Suites aux interventions de la CGT, du Collectif Marnais, du G10 de la Marne et de SUD, Madame Sylvie Smaniotto-Gruska a précisé ceci :
- Le Gouvernement, sous l’impulsion du premier Ministre, fait preuve d’une volonté de remettre à plat le dossier « prévention de la délinquance ».
- Un travail interministériel est mise en place (la première réunion a eu lieu le 27 mai au matin à paris) en liaison avec ministère en charge de l’éducation nationale, la justice, la santé, la famille, etc.
- L’objectif est de « trouver un système pour endiguer la délinquance ne reposant pas uniquement sur le volet répression ». « Les travailleurs sociaux ne sauraient être des auxiliaires de justice ».
- Ce travail consiste en un « recensement de l’existant » afin d’améliorer celui-ci. Il portera notamment sur les CSPD, le secret professionnel (Madame Vautrin et messieurs Borloo et De Villepin sont très attachés à la notion de confidentialité), le rôle du Maire.
- S’il « n’y a pas eu de débat avant le remaniement », le Gouvernement entend mettre en place, désormais, un travail avec les acteurs du terrain et attends d’eux des propositions.
- Les conclusions de ce travail pourraient prendre diverses formes : une loi, une charte, un plan gouvernemental. Eventuellement, le Gouvernement pourrait considérer que ce dossier ne nécessite pas un texte spécifique Quant à Vitry, madame Josiane Chevalier, sous-préfète de l’arrondissement de Vitry-le-François a apporté les éléments qui suivent :
- Le Maire de Vitry a souhaité obtenir de nouveaux postes d’éducateurs de rue ou d’animateurs spécialisés. En réponse à cette demande, le Conseil général de la Marne a posé comme condition la mise en oeuvre d’une enquête sociale afin de définir les besoins en la matière. Cette enquête a pris notamment pour forme la fiche mise en cause.
- La situation de Vitry nécessite un réel travail sur les causes premières des difficultés sociales rencontrées par un nombre important d’habitants de cette Commune.

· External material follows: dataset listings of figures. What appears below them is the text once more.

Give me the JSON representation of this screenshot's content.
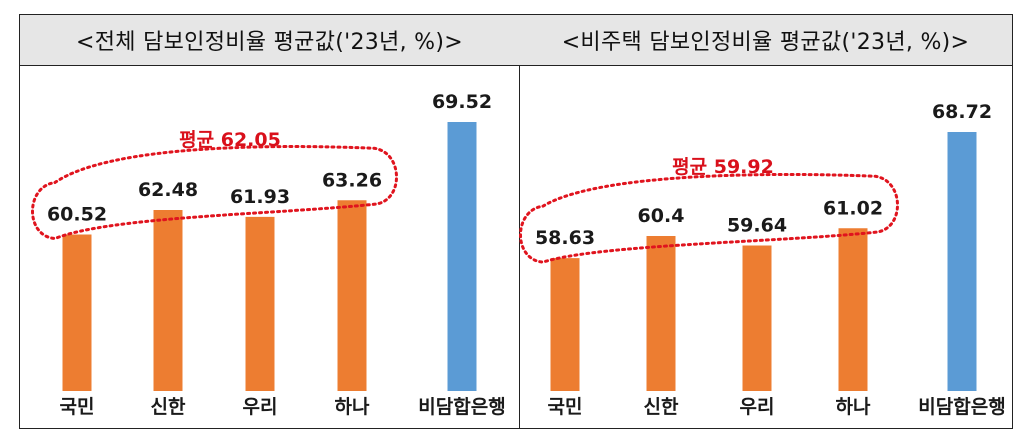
{
  "colors": {
    "bank_bar": "#ed7d31",
    "nonbank_bar": "#5b9bd5",
    "avg_outline": "#e0141e",
    "avg_text": "#d9101b"
  },
  "chart_data": [
    {
      "type": "bar",
      "title": "<전체 담보인정비율 평균값('23년, %)>",
      "categories": [
        "국민",
        "신한",
        "우리",
        "하나",
        "비담합은행"
      ],
      "values": [
        60.52,
        62.48,
        61.93,
        63.26,
        69.52
      ],
      "value_labels": [
        "60.52",
        "62.48",
        "61.93",
        "63.26",
        "69.52"
      ],
      "average_label": "평균 62.05",
      "average": 62.05,
      "ylim": [
        48,
        72
      ],
      "grid": false,
      "legend": "none"
    },
    {
      "type": "bar",
      "title": "<비주택 담보인정비율 평균값('23년, %)>",
      "categories": [
        "국민",
        "신한",
        "우리",
        "하나",
        "비담합은행"
      ],
      "values": [
        58.63,
        60.4,
        59.64,
        61.02,
        68.72
      ],
      "value_labels": [
        "58.63",
        "60.4",
        "59.64",
        "61.02",
        "68.72"
      ],
      "average_label": "평균 59.92",
      "average": 59.92,
      "ylim": [
        48,
        72
      ],
      "grid": false,
      "legend": "none"
    }
  ]
}
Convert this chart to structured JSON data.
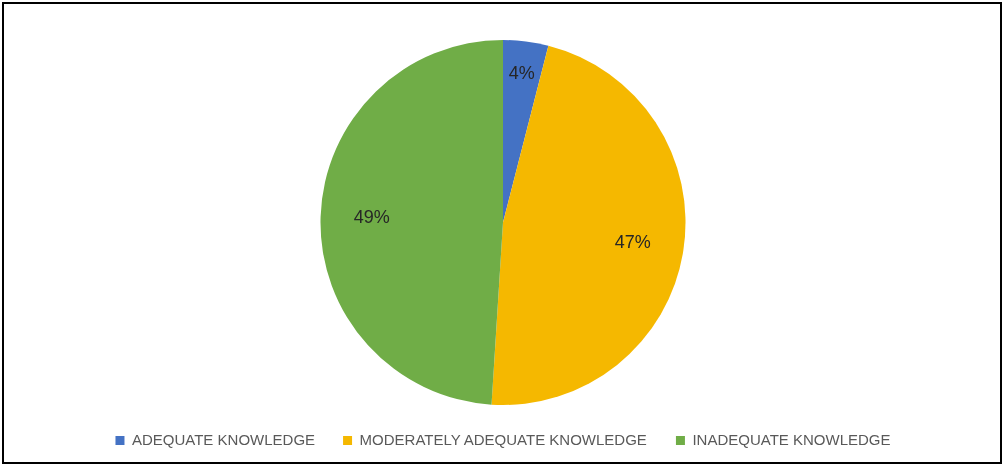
{
  "chart_data": {
    "type": "pie",
    "categories": [
      "ADEQUATE KNOWLEDGE",
      "MODERATELY ADEQUATE KNOWLEDGE",
      "INADEQUATE KNOWLEDGE"
    ],
    "values": [
      4,
      47,
      49
    ],
    "colors": [
      "#4472c4",
      "#f5b800",
      "#70ad47"
    ],
    "value_labels": [
      "4%",
      "47%",
      "49%"
    ],
    "legend": "bottom"
  }
}
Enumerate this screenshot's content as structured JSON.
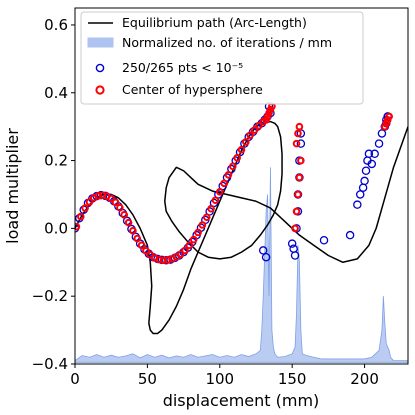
{
  "chart_data": {
    "type": "line",
    "xlabel": "displacement (mm)",
    "ylabel": "load multiplier",
    "xlim": [
      0,
      230
    ],
    "ylim": [
      -0.4,
      0.65
    ],
    "x_ticks": [
      0,
      50,
      100,
      150,
      200
    ],
    "y_ticks": [
      -0.4,
      -0.2,
      0.0,
      0.2,
      0.4,
      0.6
    ],
    "x_tick_labels": [
      "0",
      "50",
      "100",
      "150",
      "200"
    ],
    "y_tick_labels": [
      "−0.4",
      "−0.2",
      "0.0",
      "0.2",
      "0.4",
      "0.6"
    ],
    "grid": false,
    "legend_position": "top-left",
    "legend": [
      {
        "label": "Equilibrium path (Arc-Length)",
        "kind": "line",
        "color": "#000000"
      },
      {
        "label": "Normalized no. of iterations / mm",
        "kind": "area",
        "color": "#aec3f0"
      },
      {
        "label": "250/265 pts < 10⁻⁵",
        "kind": "marker",
        "color": "#0000cc"
      },
      {
        "label": "Center of hypersphere",
        "kind": "marker",
        "color": "#ff0000"
      }
    ],
    "colors": {
      "path": "#000000",
      "area_fill": "#aec3f0",
      "area_edge": "#7fa0e6",
      "points": "#0000cc",
      "centers": "#ff0000"
    },
    "equilibrium_path": {
      "name": "Equilibrium path (Arc-Length)",
      "x": [
        0,
        5,
        10,
        15,
        20,
        25,
        30,
        35,
        40,
        45,
        50,
        52,
        53,
        52,
        51,
        52,
        54,
        57,
        60,
        65,
        70,
        75,
        80,
        85,
        90,
        95,
        100,
        105,
        110,
        115,
        120,
        125,
        130,
        135,
        138,
        140,
        142,
        143,
        143,
        142,
        140,
        137,
        133,
        128,
        122,
        115,
        108,
        100,
        92,
        85,
        78,
        72,
        67,
        63,
        62,
        63,
        65,
        70,
        75,
        80,
        85,
        95,
        105,
        115,
        125,
        135,
        145,
        155,
        165,
        175,
        185,
        195,
        203,
        208,
        212,
        216,
        220,
        225,
        230
      ],
      "y": [
        0.0,
        0.04,
        0.07,
        0.09,
        0.1,
        0.1,
        0.09,
        0.07,
        0.04,
        0.0,
        -0.05,
        -0.1,
        -0.17,
        -0.23,
        -0.28,
        -0.3,
        -0.31,
        -0.31,
        -0.3,
        -0.27,
        -0.23,
        -0.18,
        -0.12,
        -0.07,
        -0.02,
        0.03,
        0.08,
        0.13,
        0.18,
        0.23,
        0.27,
        0.3,
        0.31,
        0.315,
        0.31,
        0.3,
        0.27,
        0.22,
        0.16,
        0.11,
        0.07,
        0.04,
        0.01,
        -0.02,
        -0.05,
        -0.07,
        -0.085,
        -0.09,
        -0.085,
        -0.07,
        -0.04,
        -0.01,
        0.02,
        0.05,
        0.08,
        0.12,
        0.15,
        0.18,
        0.17,
        0.15,
        0.13,
        0.11,
        0.1,
        0.09,
        0.08,
        0.06,
        0.02,
        -0.02,
        -0.05,
        -0.08,
        -0.1,
        -0.09,
        -0.05,
        0.0,
        0.06,
        0.12,
        0.18,
        0.24,
        0.3
      ]
    },
    "iterations_area": {
      "name": "Normalized no. of iterations / mm",
      "baseline": -0.395,
      "x": [
        0,
        5,
        10,
        15,
        20,
        25,
        30,
        35,
        40,
        45,
        50,
        55,
        60,
        65,
        70,
        75,
        80,
        85,
        90,
        95,
        100,
        105,
        110,
        115,
        120,
        125,
        128,
        129,
        130,
        131,
        132,
        133,
        134,
        135,
        136,
        137,
        138,
        139,
        140,
        145,
        150,
        152,
        153,
        154,
        155,
        156,
        157,
        160,
        165,
        170,
        175,
        180,
        185,
        190,
        195,
        200,
        205,
        210,
        212,
        213,
        214,
        215,
        216,
        217,
        218,
        220,
        225,
        230
      ],
      "y": [
        -0.39,
        -0.375,
        -0.38,
        -0.372,
        -0.38,
        -0.374,
        -0.38,
        -0.376,
        -0.37,
        -0.382,
        -0.372,
        -0.38,
        -0.374,
        -0.382,
        -0.376,
        -0.38,
        -0.372,
        -0.38,
        -0.376,
        -0.372,
        -0.38,
        -0.375,
        -0.38,
        -0.372,
        -0.378,
        -0.37,
        -0.36,
        -0.3,
        -0.2,
        -0.08,
        0.05,
        0.1,
        -0.2,
        0.18,
        -0.3,
        -0.35,
        -0.37,
        -0.375,
        -0.38,
        -0.378,
        -0.37,
        -0.35,
        -0.25,
        -0.05,
        -0.1,
        -0.3,
        -0.37,
        -0.375,
        -0.38,
        -0.385,
        -0.385,
        -0.385,
        -0.385,
        -0.385,
        -0.385,
        -0.385,
        -0.38,
        -0.36,
        -0.3,
        -0.2,
        -0.28,
        -0.34,
        -0.35,
        -0.36,
        -0.38,
        -0.39,
        -0.39,
        -0.39
      ]
    },
    "converged_points": {
      "name": "250/265 pts < 10⁻⁵",
      "x": [
        0,
        3,
        6,
        9,
        12,
        15,
        18,
        21,
        24,
        27,
        30,
        33,
        36,
        39,
        42,
        45,
        48,
        51,
        54,
        57,
        60,
        63,
        66,
        69,
        72,
        75,
        78,
        81,
        84,
        87,
        90,
        93,
        96,
        99,
        102,
        105,
        108,
        111,
        114,
        117,
        120,
        123,
        126,
        129,
        131,
        133,
        135,
        134,
        132,
        130,
        150,
        151,
        152,
        153,
        154,
        154,
        155,
        155,
        156,
        156,
        172,
        190,
        195,
        197,
        199,
        200,
        201,
        202,
        203,
        205,
        207,
        210,
        212,
        214,
        215,
        215,
        216,
        216
      ],
      "y": [
        0.0,
        0.03,
        0.055,
        0.075,
        0.088,
        0.095,
        0.098,
        0.096,
        0.09,
        0.08,
        0.065,
        0.045,
        0.022,
        -0.002,
        -0.025,
        -0.045,
        -0.062,
        -0.075,
        -0.085,
        -0.09,
        -0.093,
        -0.094,
        -0.092,
        -0.087,
        -0.08,
        -0.07,
        -0.057,
        -0.04,
        -0.02,
        0.002,
        0.025,
        0.05,
        0.075,
        0.1,
        0.125,
        0.15,
        0.175,
        0.2,
        0.225,
        0.25,
        0.27,
        0.285,
        0.3,
        0.31,
        0.32,
        0.33,
        0.34,
        0.36,
        -0.085,
        -0.065,
        -0.045,
        -0.06,
        -0.08,
        0.0,
        0.05,
        0.1,
        0.15,
        0.2,
        0.25,
        0.28,
        -0.035,
        -0.02,
        0.07,
        0.1,
        0.12,
        0.14,
        0.17,
        0.2,
        0.22,
        0.19,
        0.22,
        0.25,
        0.28,
        0.3,
        0.31,
        0.32,
        0.33,
        0.33
      ]
    },
    "hypersphere_centers": {
      "name": "Center of hypersphere",
      "x": [
        1,
        4,
        7,
        10,
        13,
        16,
        19,
        22,
        25,
        28,
        31,
        34,
        37,
        40,
        43,
        46,
        49,
        52,
        55,
        58,
        61,
        64,
        67,
        70,
        73,
        76,
        79,
        82,
        85,
        88,
        91,
        94,
        97,
        100,
        103,
        106,
        109,
        112,
        115,
        118,
        121,
        124,
        127,
        130,
        132,
        133,
        134,
        135,
        136,
        152,
        153,
        154,
        155,
        156,
        153,
        154,
        155,
        214,
        215,
        216,
        217
      ],
      "y": [
        0.005,
        0.035,
        0.06,
        0.078,
        0.09,
        0.096,
        0.098,
        0.095,
        0.088,
        0.077,
        0.061,
        0.04,
        0.017,
        -0.007,
        -0.03,
        -0.05,
        -0.066,
        -0.078,
        -0.087,
        -0.092,
        -0.094,
        -0.093,
        -0.09,
        -0.084,
        -0.076,
        -0.065,
        -0.05,
        -0.033,
        -0.012,
        0.01,
        0.033,
        0.058,
        0.083,
        0.108,
        0.133,
        0.158,
        0.183,
        0.208,
        0.232,
        0.255,
        0.275,
        0.29,
        0.303,
        0.315,
        0.32,
        0.33,
        0.34,
        0.35,
        0.36,
        0.0,
        0.05,
        0.1,
        0.15,
        0.2,
        0.25,
        0.28,
        0.3,
        0.3,
        0.31,
        0.32,
        0.33
      ]
    }
  }
}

- L’ensemble du territoire de Vitry a été placé dans le dispositif des 23 quartiers dits expérimentaux, en raison de sa petite taille.

Pour conclure, madame Sylvie Smaniotto-Gruska a affirmé la volonté du Gouvernement de ne pas stigmatiser les quartiers dits sensibles et les populations en difficulté sociale. Elle nous a invité à lui transmettre nos propositions.